Sometimes I wish I could run away from life, to the proverbial deserted island. I got addicted to the joy of being lonely and this personality characteristic of mine starts now to make a lot more sense, day after day, in my life.
It may reason with the fact that I never liked people that much. Or probably, I’ve been lonely for so damn long that I got Stockholm’s syndrome from this supposed-to-be-bad feeling that got my life hostage. I don’t know, but it sure feels less lonely when your loneliness is not only understood but also beautifully sung.
Either way, being lonely sucks most of the time, and Mullally, a 23-year-old Suffolk-based singer and producer had the brilliant idea of mixing both the sweet happiness of being freshly in love and the adjacent sadness to a breakup.
Lonely Too Long marks the latest for Mullally, who got help from Eg White and John Green to craft this beautiful piece. Highly reminiscent of old-school composition, this song is neither Soul nor Pop: It is both, in an excellent combination that also drinks a bit (in my opinion) from the R’n’B classic ambiance. Mullally’s voice’s performance is amazingly recorded, flawlessly produced, and sounding like he is “here” right next to us, with his close and friendly timbre.

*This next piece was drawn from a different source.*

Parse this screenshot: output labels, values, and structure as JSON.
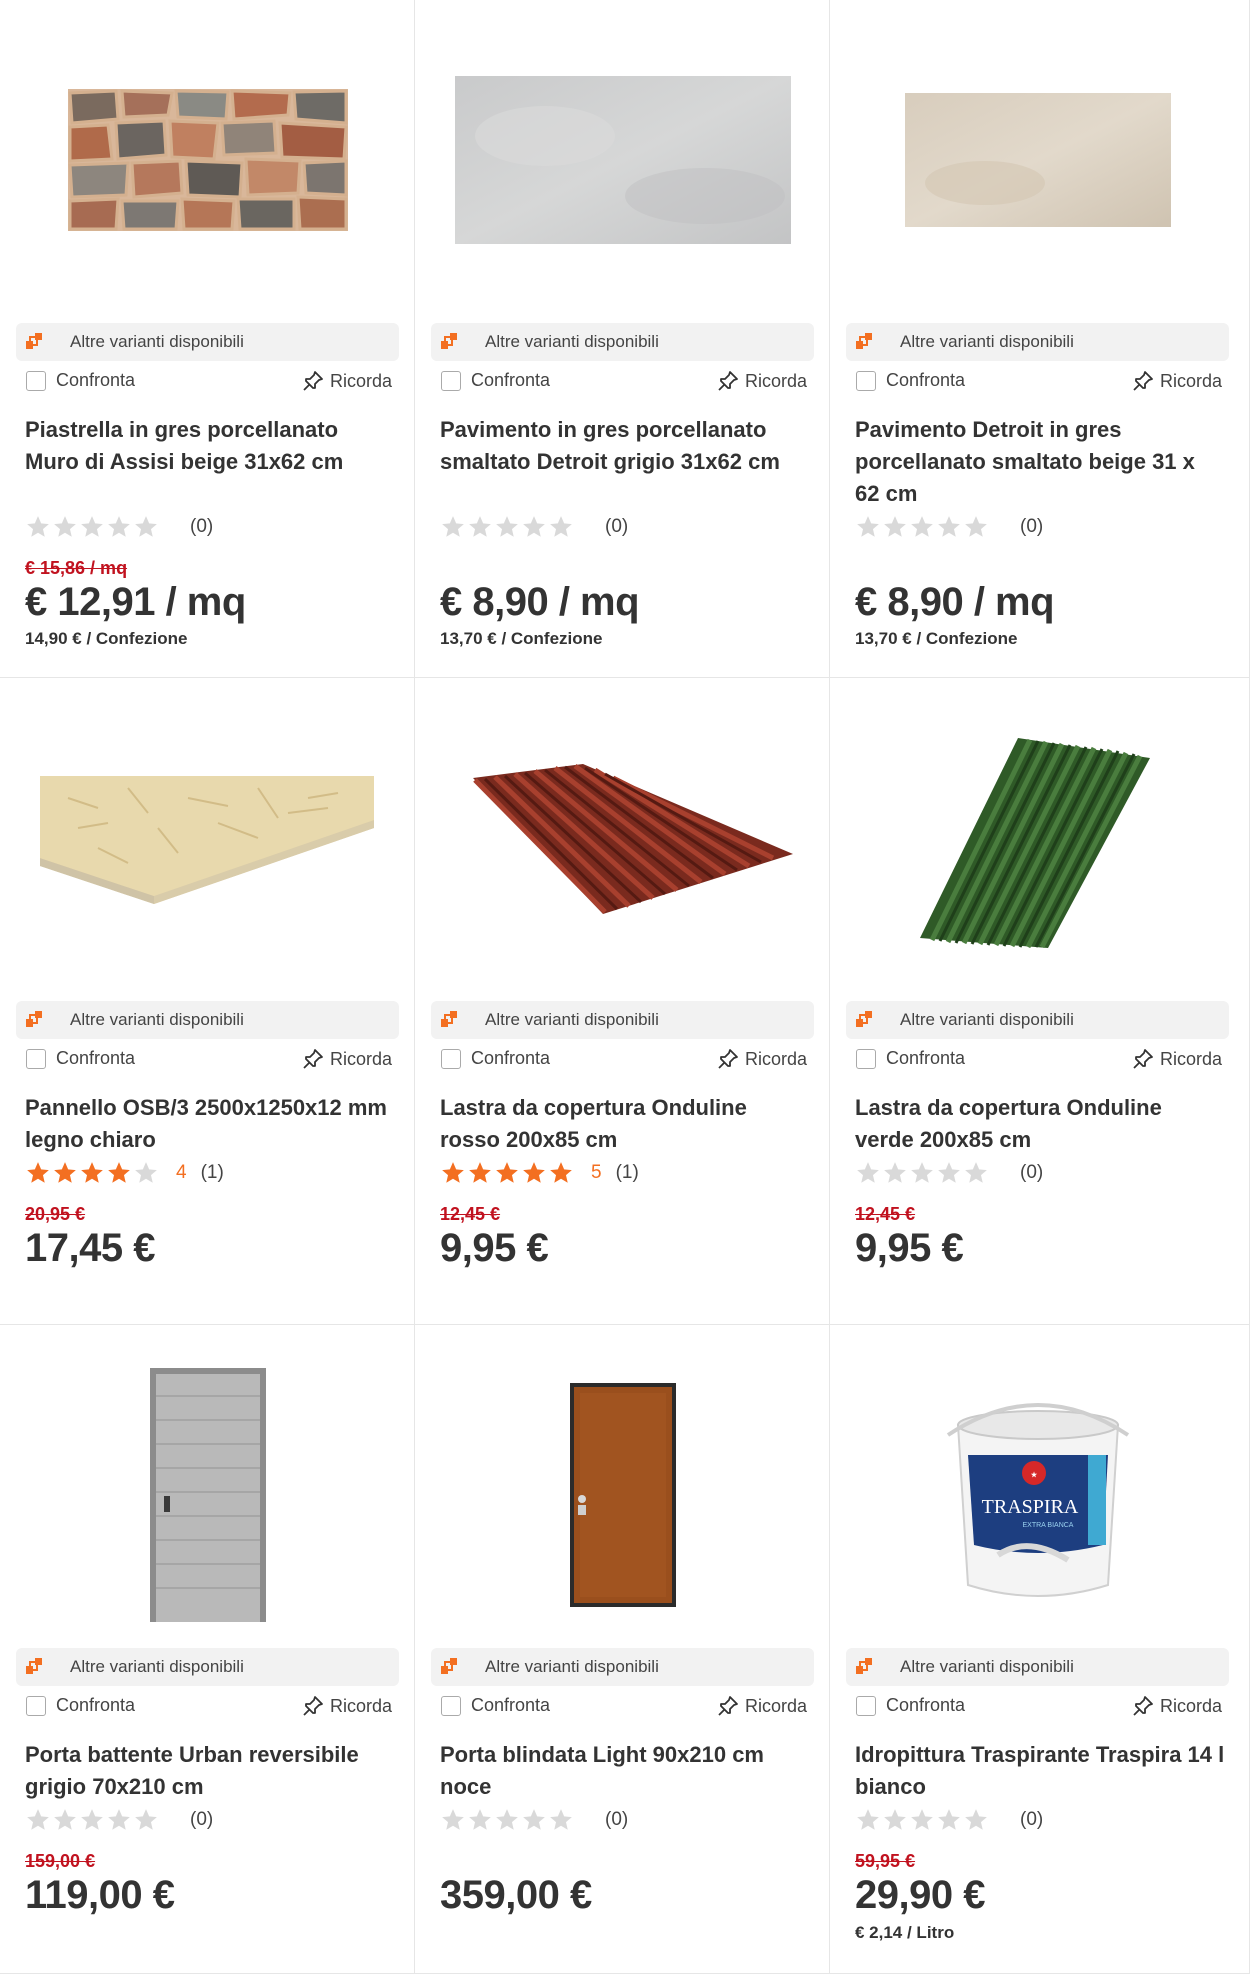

The poem is a great pop-way to communicate and make love and loneliness a lot more relatable: Every loneliness-state starts from a previous company, a team, a relationship, a love story… it often tends to start incredibly well and to end really badly. For me that I’ve been single and kinda introverted for the last five years, I almost forgot how ridiculously good it is to be with someone you know, care for, and love, something I got a reminder from these lyrics too.
Lonely Too Long got me back in memory lane, thinking about this process of living alone for so many years and it made me feel great about my loneliness because now I’m sure I just want to not-be-lonely again when my love, my rightful love arrives to shake my world and stay ’til the morning.